O righteous Father, even though the world does not know you, I know you, and these know that you have sent me. John 17:25 ESV
Here the Son in his humanity prays to the Father, both of whom are Yahweh.
The words "was with God" in John 1:1 prohibits us from seeing no distinction between the Father and the Word. This "with" infers a relationship, an interface, an interaction, between two distinct persons. There is a distinction. The Son, the Word, is distinct from the Father.
The truth is that the Father, Son, and Spirit are all three of the same essence, but they are three separate and distinct Beings. The Trinity is not three Gods, but the three persons of the one true God.
So, Yeshua is Yahweh. He is the Messiah. He is the one upon whom God has put his name. He's the second person of the divine trinity. He's the one that in the Tanakh led Israel out of the land of Egypt. He's the one who made the covenants with them. He's the one who wrestled with Jacob. He's the one who spoke to Abraham. He's one whom Daniel saw. And he's the one whom Gideon dealt with, and so on. All the theophanies of the Tanakh are theophanies of the Son of God.
I told you that you would die in your sins, for unless you believe that I am he you will die in your sins." John 8:24 ESV
"For unless you believe that I am He, you will die in your sins"—there's only one thing that prevents you from dying in your sin and being damned forever and that is belief that Yeshua is Yahweh. Belief of the truth, nothing more and nothing less, is what separates the saved from the damned.

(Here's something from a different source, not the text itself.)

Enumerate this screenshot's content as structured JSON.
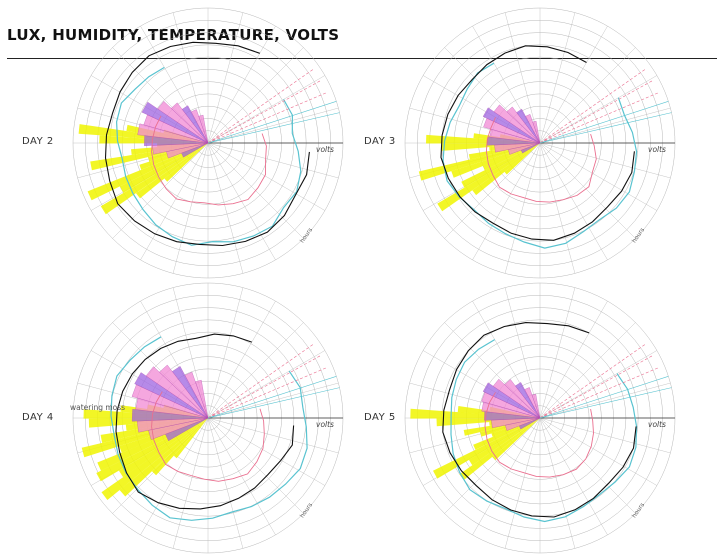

So, if it is true that Yeshua is Yahweh, what is our response to those who deny the deity of Christ? Do we say, "It's OK. Truth doesn't really matter. As long as your eschatology is preterist, we love you. Or do we follow the teaching of John?
Everyone who goes on ahead and does not abide in the teaching of Christ, does not have God. Whoever abides in the teaching has both the Father and the Son. If anyone comes to you and does not bring this teaching, do not receive him into your house or give him any greeting, 2 John 1:9-10 ESV
False teachers are to be called out and rejected not coddled.